The Barracuda 7200.12 costs $5 more than the Deskstar, and although it’s a little bit faster overall, I wouldn’t pay the premium. Seagate’s two-platter terabyte offering is getting long in the tooth, and beyond having a very fast DRAM cache, the ‘cuda really doesn’t really distance itself from the competition. Being a few decibels louder than our quietest alternative certainly doesn’t help the Seagate’s case, either.

Of course, the ‘cuda’s seek staccato is nowhere near as loud as that of the Caviar Black. In return for tolerating its higher noise levels, the Caviar returns quicker seek times and much higher IOMeter transaction rates than its competition. The Caviar isn’t our top performer in sequential transfers and multitasking workloads, however, making it less appealing than our pick of the litter for desktop deployments.

Perhaps the biggest disappointment with the Caviar is the fact that all its next-gen goodness—the larger cache, faster SATA interface, and high areal density—fails to deliver superior performance that would justify the $25 premium associated with the drive.

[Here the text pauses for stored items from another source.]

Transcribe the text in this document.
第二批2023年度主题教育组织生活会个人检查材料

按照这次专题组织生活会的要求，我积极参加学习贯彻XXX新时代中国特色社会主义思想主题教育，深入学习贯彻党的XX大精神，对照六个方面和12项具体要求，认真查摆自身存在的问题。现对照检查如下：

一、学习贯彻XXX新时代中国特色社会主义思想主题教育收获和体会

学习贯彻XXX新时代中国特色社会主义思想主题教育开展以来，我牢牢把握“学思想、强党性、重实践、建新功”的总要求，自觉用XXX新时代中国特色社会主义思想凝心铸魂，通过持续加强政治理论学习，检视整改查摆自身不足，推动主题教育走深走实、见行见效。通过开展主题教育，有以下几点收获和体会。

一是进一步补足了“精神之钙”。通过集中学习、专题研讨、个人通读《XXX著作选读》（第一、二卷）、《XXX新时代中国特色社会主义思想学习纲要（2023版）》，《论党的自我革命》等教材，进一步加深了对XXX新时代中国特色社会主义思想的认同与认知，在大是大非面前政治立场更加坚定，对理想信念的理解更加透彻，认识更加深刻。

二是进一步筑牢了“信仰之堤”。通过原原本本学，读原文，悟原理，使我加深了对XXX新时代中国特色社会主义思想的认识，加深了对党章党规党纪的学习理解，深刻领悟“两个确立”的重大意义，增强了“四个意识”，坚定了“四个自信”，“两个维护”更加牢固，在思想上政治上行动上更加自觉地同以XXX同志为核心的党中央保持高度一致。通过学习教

The extra warranty coverage is a nice bonus, but it’s not worth that much.

Samsung Spinpoint F3 1TB
July 2010

We’re left with Samsung’s Spinpoint F3, which is our clear favorite of the four. Not only does the F3 offer the best performance in all manner of sequential transfers, it’s easily the quietest of the drives overall. I’m not thrilled by the fact that the F3’s transaction rates drop off after 32 concurrent I/O requests, but that’s not a condition many desktop users are likely to face. Besides, the Spinpoint certainly held its own in our disk-intensive multitasking tests, which are far more indicative of the sort of workloads produced by enthusiast desktops. Samsung doesn’t give up much ground to the Caviar when it comes to random access times, either.

The kicker, though, is the fact that the Spinpoint is the cheapest of the lot at only $70. Anyone looking at two-platter, 7,200-RPM terabyte drives probably has value on his mind, and it doesn’t get better than the Spinpoint F3 in this segment of the market.